Hamming Distance in Elixir
- 3 minutes read - 435 wordsToday I solved the Exercism Hamming Distance problem in Elixir. Here’s my solution.
Problem Description
From Exercism:
Write a program that can calculate the Hamming difference between two DNA strands.
A mutation is simply a mistake that occurs during the creation or copying of a nucleic acid, in particular DNA. Because nucleic acids are vital to cellular functions, mutations tend to cause a ripple effect throughout the cell. Although mutations are technically mistakes, a very rare mutation may equip the cell with a beneficial attribute. In fact, the macro effects of evolution are attributable by the accumulated result of beneficial microscopic mutations over many generations.
The simplest and most common type of nucleic acid mutation is a point mutation, which replaces one base with another at a single nucleotide.
By counting the number of differences between two homologous DNA strands taken from different genomes with a common ancestor, we get a measure of the minimum number of point mutations that could have occurred on the evolutionary path between the two strands.

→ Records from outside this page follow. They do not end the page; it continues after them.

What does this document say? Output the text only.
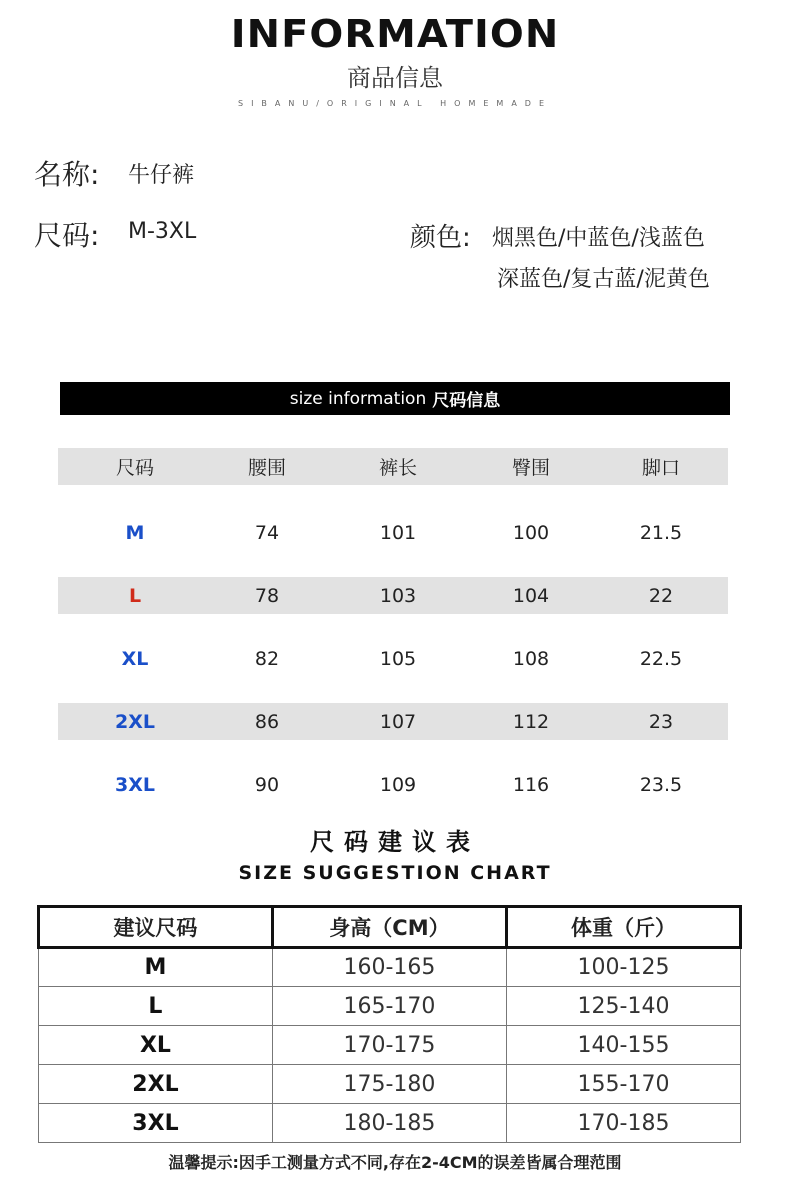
INFORMATION
商品信息
SIBANU/ORIGINAL HOMEMADE
名称: 牛仔裤
尺码: M-3XL	颜色: 烟黑色/中蓝色/浅蓝色
深蓝色/复古蓝/泥黄色
size information 尺码信息
尺码	腰围	裤长	臀围	脚口
M	74	101	100	21.5
L	78	103	104	22
XL	82	105	108	22.5
2XL	86	107	112	23
3XL	90	109	116	23.5
尺码建议表
SIZE SUGGESTION CHART
建议尺码	身高（CM）	体重（斤）
M	160-165	100-125
L	165-170	125-140
XL	170-175	140-155
2XL	175-180	155-170
3XL	180-185	170-185
温馨提示:因手工测量方式不同,存在2-4CM的误差皆属合理范围
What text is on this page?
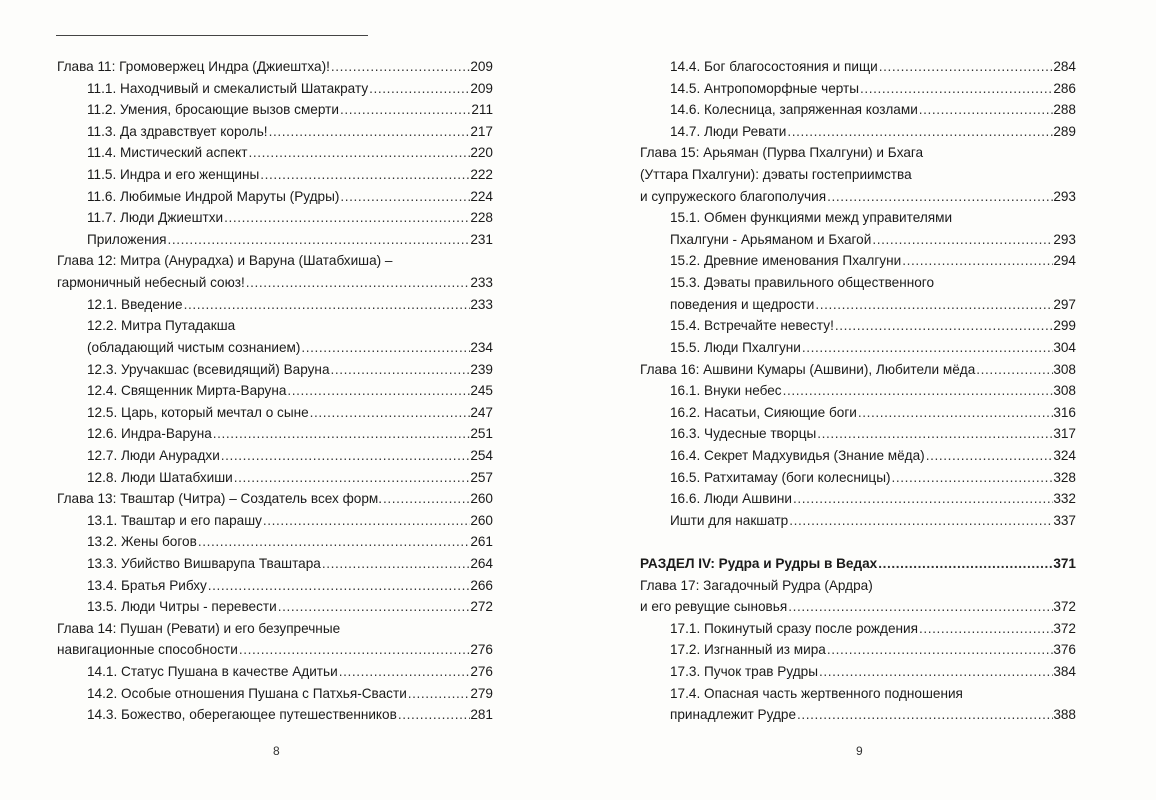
Глава 11: Громовержец Индра (Джиештха)! .....	209
11.1. Находчивый и смекалистый Шатакрату .....	209
11.2. Умения, бросающие вызов смерти .....	211
11.3. Да здравствует король! .....	217
11.4. Мистический аспект .....	220
11.5. Индра и его женщины .....	222
11.6. Любимые Индрой Маруты (Рудры) .....	224
11.7. Люди Джиештхи .....	228
Приложения .....	231
Глава 12: Митра (Анурадха) и Варуна (Шатабхиша) –
гармоничный небесный союз! .....	233
12.1. Введение .....	233
12.2. Митра Путадакша
(обладающий чистым сознанием) .....	234
12.3. Уручакшас (всевидящий) Варуна .....	239
12.4. Священник Мирта-Варуна .....	245
12.5. Царь, который мечтал о сыне .....	247
12.6. Индра-Варуна .....	251
12.7. Люди Анурадхи .....	254
12.8. Люди Шатабхиши .....	257
Глава 13: Тваштар (Читра) – Создатель всех форм. .....	260
13.1. Тваштар и его парашу .....	260
13.2. Жены богов .....	261
13.3. Убийство Вишварупа Тваштара .....	264
13.4. Братья Рибху .....	266
13.5. Люди Читры - перевести .....	272
Глава 14: Пушан (Ревати) и его безупречные
навигационные способности .....	276
14.1. Статус Пушана в качестве Адитьи .....	276
14.2. Особые отношения Пушана с Патхья-Свасти .....	279
14.3. Божество, оберегающее путешественников .....	281
14.4. Бог благосостояния и пищи .....	284
14.5. Антропоморфные черты .....	286
14.6. Колесница, запряженная козлами .....	288
14.7. Люди Ревати .....	289
Глава 15: Арьяман (Пурва Пхалгуни) и Бхага
(Уттара Пхалгуни): дэваты гостеприимства
и супружеского благополучия .....	293
15.1. Обмен функциями межд управителями
Пхалгуни - Арьяманом и Бхагой .....	293
15.2. Древние именования Пхалгуни .....	294
15.3. Дэваты правильного общественного
поведения и щедрости .....	297
15.4. Встречайте невесту! .....	299
15.5. Люди Пхалгуни .....	304
Глава 16: Ашвини Кумары (Ашвини), Любители мёда .....	308
16.1. Внуки небес .....	308
16.2. Насатьи, Сияющие боги .....	316
16.3. Чудесные творцы .....	317
16.4. Секрет Мадхувидья (Знание мёда) .....	324
16.5. Ратхитамау (боги колесницы) .....	328
16.6. Люди Ашвини .....	332
Ишти для накшатр .....	337
РАЗДЕЛ IV: Рудра и Рудры в Ведах .....	371
Глава 17: Загадочный Рудра (Ардра)
и его ревущие сыновья .....	372
17.1. Покинутый сразу после рождения .....	372
17.2. Изгнанный из мира .....	376
17.3. Пучок трав Рудры .....	384
17.4. Опасная часть жертвенного подношения
принадлежит Рудре .....	388
8	9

This is called the ‘Hamming distance’.
It is found by comparing two DNA strands and counting how many of the nucleotides are different from their equivalent in the other string.
GAGCCTACTAACGGGAT
CATCGTAATGACGGCCT
^ ^ ^ ^ ^ ^^
The Hamming distance between these two DNA strands is 7.
My Solution
defmodule Hamming do
@doc """
Returns number of differences between two strands of DNA, known as the Hamming Distance.
## Examples
iex> Hamming.hamming_distance('AAGTCATA', 'TAGCGATC')
{:ok, 4}
"""
@spec hamming_distance([char], [char]) :: non_neg_integer
def hamming_distance(strand1, strand2) when length(strand1) != length(strand2) do
{:error, "Lists must be the same length"}
end
def hamming_distance(strand1, strand2, acc \\ 0)
def hamming_distance([h1|t1], [h2|t2], acc) do
if h1 != h2, do: acc = acc + 1
hamming_distance(t1, t2, acc)
end
def hamming_distance(_, _, acc) do
{:ok, acc}
end
end
Notes
I wanted a solution that was ‘classic Elixir’, utilizing the unique features of the language I’ve learned so far. It starts with guard-clause-like when
statement to filter out error cases, followed by a function that computes the solution via pattern matching and tail-call recursion, and finally a catch-all function to break the recursion and prepare the output.
The one-line method definition with a default argument statement (acc \\ 0
) is something new I’ve been trying. The compiler complains if you omit this declaration.
All the test cases completed in 0.00 ms. For fun, I ran my solution against longer than 100-character strings, and could not produce a test run slower than 0.00 ms. Elixir’s performance with linked lists is amazing.